Even 15 years later when we entered China, the address still carried prestige though it had long ago lost its title as tallest building in Beijing.
The photo above depicts a site inspection in 1999 before the buildout for our office space commenced. The woman in the foreground is Zhong Li, who started our Beijing office.
I’m eyeing the ceiling to give the impression that I actually understand the HVAC duct and fittings. I also remember being irritated that they couldn’t find a plastic hard hat — if there was ever an oxymoron — that fit my head.
It was an exciting time when we officially moved into what the locals called the “Chocolate Building” in 2000.
Unfortunately, the building started to fray at the edges (to be kind) over the years. I’m not privy to the operational budget for the building, but the owners clearly went on an austerity kick believing carpet should last “forever” and a fussy Internet came with the territory.

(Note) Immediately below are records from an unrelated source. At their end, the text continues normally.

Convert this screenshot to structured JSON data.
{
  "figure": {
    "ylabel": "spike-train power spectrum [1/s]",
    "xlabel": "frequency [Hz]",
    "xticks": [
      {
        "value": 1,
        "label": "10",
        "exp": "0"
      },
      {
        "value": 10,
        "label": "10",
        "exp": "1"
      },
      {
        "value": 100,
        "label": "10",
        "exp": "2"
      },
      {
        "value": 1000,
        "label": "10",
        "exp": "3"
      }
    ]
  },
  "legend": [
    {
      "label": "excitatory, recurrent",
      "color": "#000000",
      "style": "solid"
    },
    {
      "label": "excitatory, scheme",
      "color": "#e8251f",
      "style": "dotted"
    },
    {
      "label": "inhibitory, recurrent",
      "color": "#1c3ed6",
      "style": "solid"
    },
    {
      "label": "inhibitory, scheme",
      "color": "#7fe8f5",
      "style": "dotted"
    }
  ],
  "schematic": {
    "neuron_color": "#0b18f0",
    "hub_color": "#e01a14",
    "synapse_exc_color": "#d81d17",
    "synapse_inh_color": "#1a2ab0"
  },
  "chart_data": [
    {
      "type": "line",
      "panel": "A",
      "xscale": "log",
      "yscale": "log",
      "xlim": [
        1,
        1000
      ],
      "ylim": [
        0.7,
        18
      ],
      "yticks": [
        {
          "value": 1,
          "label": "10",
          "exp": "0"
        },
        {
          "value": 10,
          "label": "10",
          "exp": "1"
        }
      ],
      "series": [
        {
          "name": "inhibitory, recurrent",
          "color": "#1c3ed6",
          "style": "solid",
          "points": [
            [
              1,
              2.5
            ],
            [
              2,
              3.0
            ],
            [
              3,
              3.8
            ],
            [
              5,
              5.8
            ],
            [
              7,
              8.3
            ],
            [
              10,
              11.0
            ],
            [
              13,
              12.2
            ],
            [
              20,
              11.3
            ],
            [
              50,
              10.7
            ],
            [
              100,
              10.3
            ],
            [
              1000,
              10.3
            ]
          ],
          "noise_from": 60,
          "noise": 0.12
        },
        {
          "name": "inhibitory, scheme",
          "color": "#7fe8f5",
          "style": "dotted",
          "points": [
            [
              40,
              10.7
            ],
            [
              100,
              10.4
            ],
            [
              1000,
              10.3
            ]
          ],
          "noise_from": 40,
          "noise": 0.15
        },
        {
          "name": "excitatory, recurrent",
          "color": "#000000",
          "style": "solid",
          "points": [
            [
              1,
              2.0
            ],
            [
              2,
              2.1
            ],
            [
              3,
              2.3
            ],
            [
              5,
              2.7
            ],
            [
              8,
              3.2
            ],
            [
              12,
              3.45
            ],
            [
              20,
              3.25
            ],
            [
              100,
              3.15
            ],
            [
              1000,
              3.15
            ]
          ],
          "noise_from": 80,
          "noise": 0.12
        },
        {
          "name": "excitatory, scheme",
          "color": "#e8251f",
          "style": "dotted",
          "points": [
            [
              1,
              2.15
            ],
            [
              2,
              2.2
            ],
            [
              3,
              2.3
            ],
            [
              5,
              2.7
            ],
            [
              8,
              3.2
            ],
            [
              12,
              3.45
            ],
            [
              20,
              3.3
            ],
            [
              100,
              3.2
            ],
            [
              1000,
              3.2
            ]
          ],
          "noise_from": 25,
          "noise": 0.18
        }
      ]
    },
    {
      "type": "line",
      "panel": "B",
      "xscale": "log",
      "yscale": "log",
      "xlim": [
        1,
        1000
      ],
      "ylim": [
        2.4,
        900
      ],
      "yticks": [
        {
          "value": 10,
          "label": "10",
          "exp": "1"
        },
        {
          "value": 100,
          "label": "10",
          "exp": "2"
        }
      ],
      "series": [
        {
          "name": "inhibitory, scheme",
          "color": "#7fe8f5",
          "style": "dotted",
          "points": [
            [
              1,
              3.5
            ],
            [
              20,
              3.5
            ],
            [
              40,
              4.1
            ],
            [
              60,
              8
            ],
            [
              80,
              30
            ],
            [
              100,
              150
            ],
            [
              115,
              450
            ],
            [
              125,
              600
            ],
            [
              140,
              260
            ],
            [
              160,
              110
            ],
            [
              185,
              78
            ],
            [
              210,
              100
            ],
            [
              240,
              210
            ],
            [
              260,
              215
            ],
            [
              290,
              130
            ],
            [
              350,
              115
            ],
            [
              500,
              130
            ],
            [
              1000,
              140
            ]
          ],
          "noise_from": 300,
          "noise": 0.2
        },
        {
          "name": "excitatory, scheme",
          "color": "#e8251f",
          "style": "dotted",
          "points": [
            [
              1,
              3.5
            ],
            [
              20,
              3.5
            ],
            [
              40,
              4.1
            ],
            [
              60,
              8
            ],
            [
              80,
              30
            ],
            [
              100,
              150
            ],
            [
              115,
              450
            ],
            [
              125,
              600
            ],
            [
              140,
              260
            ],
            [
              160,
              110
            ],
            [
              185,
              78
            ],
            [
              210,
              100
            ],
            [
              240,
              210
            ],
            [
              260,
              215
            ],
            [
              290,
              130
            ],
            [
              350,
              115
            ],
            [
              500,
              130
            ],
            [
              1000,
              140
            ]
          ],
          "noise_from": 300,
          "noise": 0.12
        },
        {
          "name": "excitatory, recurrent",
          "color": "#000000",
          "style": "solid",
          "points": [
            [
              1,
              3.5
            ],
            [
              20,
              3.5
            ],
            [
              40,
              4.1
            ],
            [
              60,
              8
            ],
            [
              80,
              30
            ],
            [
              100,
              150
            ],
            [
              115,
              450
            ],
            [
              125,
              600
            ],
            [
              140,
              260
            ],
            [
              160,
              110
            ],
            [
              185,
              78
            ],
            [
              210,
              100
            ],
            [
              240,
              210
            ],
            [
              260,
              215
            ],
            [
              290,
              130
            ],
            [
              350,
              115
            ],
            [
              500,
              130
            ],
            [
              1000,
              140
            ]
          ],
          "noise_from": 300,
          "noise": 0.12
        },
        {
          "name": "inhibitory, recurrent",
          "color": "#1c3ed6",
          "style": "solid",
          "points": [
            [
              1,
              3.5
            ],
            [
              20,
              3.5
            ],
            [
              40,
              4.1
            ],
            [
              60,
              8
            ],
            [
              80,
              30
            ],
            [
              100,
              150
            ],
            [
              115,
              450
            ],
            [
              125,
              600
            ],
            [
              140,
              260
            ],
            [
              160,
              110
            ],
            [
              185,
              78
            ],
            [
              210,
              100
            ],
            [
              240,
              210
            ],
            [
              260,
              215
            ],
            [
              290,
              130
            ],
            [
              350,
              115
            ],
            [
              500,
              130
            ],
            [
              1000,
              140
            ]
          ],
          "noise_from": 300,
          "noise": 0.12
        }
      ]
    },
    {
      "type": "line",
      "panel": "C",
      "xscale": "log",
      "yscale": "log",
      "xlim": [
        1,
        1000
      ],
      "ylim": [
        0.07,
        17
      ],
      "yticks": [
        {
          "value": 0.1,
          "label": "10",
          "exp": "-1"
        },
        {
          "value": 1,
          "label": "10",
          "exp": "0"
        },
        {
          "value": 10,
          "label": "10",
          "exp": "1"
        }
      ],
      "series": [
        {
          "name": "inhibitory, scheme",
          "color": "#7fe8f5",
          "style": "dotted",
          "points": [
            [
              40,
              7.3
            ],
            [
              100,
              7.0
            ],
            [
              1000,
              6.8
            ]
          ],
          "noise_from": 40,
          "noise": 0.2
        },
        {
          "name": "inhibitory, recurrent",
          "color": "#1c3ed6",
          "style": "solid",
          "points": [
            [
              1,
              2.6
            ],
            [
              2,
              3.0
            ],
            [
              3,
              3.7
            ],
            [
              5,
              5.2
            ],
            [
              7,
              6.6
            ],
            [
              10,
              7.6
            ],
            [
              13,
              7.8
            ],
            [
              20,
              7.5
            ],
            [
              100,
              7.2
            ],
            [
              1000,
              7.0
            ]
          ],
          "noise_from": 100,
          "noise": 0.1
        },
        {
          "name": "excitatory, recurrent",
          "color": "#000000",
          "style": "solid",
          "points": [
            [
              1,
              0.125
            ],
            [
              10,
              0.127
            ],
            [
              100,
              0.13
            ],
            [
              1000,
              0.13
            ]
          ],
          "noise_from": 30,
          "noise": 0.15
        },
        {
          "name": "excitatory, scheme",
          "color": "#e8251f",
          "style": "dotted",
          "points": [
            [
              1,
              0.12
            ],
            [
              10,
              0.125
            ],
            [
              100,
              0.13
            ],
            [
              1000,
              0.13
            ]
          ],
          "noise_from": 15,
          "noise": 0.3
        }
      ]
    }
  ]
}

Finally, after 15 years of residing in the Chocolate Building, we found a new Beijing home in the China World Office, a spiffy building and one I suspect the owners will maintain befitting the luxury brands that line the ground-level retail.
It’s a good omen that I did NOT conduct a site inspection.
With that said, things are never easy in China. In the midst of our buildout, a Military Parade took place which grinded all construction projects to a stop for 10 days. We also learned that the building management was sensitive to noise from any construction, meaning our renovation crew could only work after 8 p.m. and on weekends, and could only use hammers with heads covered in felt to pound nails (joking on the last point). Kudos to our internal buildout team, Wendy Mao, Davin So, Jenny Chan and Lydia Lau, who also worked unconventional hours to make it happen.
Here’s a shot of our Beijing team and a few “visitors” in the new digs.
Of course, it’s the people who create a culture and give energy to a company.
Still, there’s no question that a cool and professional space puts some extra bounce in the staff’s step.
I’ve yet to meet someone who prefers worn carpeting.